Section 1351a of the Revised School Code
as amended by Public
Act 152 of 1997
(MCL 380.1351a)
Sec. 1351a. (1) Beginning with bonds issued after May 1, 1994, a school district may not borrow money and issue bonds of the district under section 1351(1). However, a school district may borrow money and issue bonds of the district to defray all or a part of the cost of purchasing, erecting, completing, remodeling, or equipping or reequipping, except for equipping or reequipping for technology, school buildings, including library buildings, structures, athletic fields, playgrounds, or other facilities, or parts of or additions to those facilities; furnishing or refurnishing new or remodeled school buildings; acquiring, preparing, developing, or improving sites, or parts of or additions to sites, for school buildings, including library buildings, structures, athletic fields, playgrounds, or other facilities; purchasing school buses; acquiring, installing, or equipping or reequipping school buildings for technology; refunding all or part of existing bonded indebtedness if the net present value of the principal and interest to be paid on the refunding bonds, excluding the cost of issuance, will be less than the net present value of the principal and interest to be paid on the bonds being refunded, as calculated using a method approved by the department of treasury; or accomplishing a combination of the purposes set forth in this subsection. Section 1351(2) to (4) applies to bonds issued under this section.
(2) The proceeds of bonds issued under this section or under section 11i of the state school aid act of 1979, MCL 388.1611i, shall be used for capital expenditures and to pay costs of bond issuance, and shall not be used for maintenance costs. Except as otherwise provided in this subsection, a school district that issues bonds under this section or under section 11i of the state school aid act of 1979, MCL 388.1611i, shall have an independent audit, using generally accepted accounting principles, of its bonding activities under these sections conducted within 120 days after completion of all projects financed by the proceeds of the bonds and shall submit the audit report to the department of treasury. For bonds issued under section 11i of the state school aid act of 1979, MCL 388.1611i, the independent audit required under this subsection may be conducted and submitted with the annual report required under section 5 of chapter III of the municipal finance act, 1943 PA 202, MCL 133.5.
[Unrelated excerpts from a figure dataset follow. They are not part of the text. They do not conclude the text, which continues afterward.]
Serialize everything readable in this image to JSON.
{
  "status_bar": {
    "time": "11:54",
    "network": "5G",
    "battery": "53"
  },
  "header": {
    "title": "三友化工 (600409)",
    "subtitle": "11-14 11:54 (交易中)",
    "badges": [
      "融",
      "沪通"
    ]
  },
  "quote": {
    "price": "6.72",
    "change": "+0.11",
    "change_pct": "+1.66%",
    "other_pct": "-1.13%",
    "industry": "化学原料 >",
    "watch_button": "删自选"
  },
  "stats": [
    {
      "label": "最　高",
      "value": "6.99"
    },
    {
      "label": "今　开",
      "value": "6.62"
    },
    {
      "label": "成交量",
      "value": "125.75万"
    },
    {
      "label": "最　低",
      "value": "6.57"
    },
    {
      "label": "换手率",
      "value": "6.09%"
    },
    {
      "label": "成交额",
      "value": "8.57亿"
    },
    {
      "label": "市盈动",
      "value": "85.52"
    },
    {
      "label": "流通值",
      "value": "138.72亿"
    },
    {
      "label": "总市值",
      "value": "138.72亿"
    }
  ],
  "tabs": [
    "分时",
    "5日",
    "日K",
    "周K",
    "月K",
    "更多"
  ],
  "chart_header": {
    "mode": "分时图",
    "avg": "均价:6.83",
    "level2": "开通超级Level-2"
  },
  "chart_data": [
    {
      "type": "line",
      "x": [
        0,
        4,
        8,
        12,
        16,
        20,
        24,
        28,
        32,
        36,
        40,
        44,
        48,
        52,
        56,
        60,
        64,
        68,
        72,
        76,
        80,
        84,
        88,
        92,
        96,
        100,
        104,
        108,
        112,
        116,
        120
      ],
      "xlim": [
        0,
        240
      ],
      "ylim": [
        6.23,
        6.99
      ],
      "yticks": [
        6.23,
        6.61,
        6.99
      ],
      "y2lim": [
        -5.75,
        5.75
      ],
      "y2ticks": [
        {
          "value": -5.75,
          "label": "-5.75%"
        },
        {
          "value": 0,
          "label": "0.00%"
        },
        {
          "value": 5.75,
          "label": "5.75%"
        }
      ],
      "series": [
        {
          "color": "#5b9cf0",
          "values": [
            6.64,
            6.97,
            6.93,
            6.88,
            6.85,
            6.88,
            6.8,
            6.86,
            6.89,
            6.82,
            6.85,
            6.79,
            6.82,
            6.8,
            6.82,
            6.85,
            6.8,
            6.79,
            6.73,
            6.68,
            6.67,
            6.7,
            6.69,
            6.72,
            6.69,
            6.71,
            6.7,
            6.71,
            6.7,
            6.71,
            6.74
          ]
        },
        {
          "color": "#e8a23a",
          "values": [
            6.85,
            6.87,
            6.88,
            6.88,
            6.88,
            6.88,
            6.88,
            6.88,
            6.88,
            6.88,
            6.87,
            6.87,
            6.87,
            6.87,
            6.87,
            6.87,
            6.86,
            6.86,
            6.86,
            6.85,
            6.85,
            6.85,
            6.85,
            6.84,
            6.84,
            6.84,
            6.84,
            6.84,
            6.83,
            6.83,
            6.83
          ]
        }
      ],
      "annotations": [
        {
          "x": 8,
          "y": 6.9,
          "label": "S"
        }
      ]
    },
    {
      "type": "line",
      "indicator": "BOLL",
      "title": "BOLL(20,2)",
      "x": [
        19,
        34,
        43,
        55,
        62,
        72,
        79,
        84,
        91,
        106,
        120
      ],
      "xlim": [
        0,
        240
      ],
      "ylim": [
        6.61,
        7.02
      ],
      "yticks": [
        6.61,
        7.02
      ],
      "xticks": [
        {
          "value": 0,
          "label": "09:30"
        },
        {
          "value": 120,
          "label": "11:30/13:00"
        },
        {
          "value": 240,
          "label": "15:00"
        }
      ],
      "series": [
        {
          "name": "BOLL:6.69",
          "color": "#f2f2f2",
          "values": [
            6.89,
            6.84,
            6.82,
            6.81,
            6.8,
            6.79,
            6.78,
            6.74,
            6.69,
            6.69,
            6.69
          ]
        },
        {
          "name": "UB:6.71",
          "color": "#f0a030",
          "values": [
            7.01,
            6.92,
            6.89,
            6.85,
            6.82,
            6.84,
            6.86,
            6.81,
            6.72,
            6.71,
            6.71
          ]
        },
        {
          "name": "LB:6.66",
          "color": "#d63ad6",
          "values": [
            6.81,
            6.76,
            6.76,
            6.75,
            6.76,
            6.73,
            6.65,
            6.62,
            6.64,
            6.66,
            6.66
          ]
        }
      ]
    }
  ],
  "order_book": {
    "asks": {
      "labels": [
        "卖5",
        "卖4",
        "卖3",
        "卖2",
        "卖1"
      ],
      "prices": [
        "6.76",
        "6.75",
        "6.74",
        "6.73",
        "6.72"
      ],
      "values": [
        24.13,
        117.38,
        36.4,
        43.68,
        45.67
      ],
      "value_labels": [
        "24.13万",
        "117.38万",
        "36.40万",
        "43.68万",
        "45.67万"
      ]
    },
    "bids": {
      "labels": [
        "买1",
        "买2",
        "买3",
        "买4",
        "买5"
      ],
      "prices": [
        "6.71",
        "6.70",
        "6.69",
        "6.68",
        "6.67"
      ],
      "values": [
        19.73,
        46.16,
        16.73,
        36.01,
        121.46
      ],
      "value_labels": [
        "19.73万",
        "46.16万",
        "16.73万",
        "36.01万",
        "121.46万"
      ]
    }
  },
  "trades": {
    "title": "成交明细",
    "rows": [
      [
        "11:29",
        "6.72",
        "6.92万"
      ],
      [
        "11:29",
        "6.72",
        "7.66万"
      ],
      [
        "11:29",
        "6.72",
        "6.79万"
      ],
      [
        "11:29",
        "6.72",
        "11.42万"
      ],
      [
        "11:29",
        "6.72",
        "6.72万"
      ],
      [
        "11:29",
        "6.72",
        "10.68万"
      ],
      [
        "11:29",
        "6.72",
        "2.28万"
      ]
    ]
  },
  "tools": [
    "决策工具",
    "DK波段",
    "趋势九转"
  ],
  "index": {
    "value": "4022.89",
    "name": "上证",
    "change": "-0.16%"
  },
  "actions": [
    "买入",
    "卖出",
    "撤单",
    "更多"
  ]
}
(3) Bonds issued under this section or under section 11i of the state school aid act of 1979, MCL 388.1611i, for an asset with a useful life of less than 30 years shall not be issued for a term that is longer than the useful life of the asset.
(4) A school district shall not borrow money and issue notes or bonds under this section to defray all or part of the costs of any of the following:
(a) Upgrades to operating system or application software.
(b) Media, including diskettes, compact discs, video tapes, and disks, unless used for the storage of initial operating system software or customized aplication software included in the definition of technology under this section.
(c) Training, consulting, maintenance, service contracts, software upgrades, troubleshooting, or software support.
(5) A resident of a school district has standing to bring suit against the school district to enforce the provisions of this section in a court having jurisdiction.
(6) As used in this section, "technology" means any of the following:
(a) Hardware and communication devices that transmit, receive, or compute information for pupil instructional purposes.
(b) The initial purchase of operating system software or customized application software, or both, accompanying the purchase of hardware and communication devices under subdivision (a).
(c) The costs of design and installation of the hardware, communication
devices, and initial operating system software or customized application
software authorized under this subsection.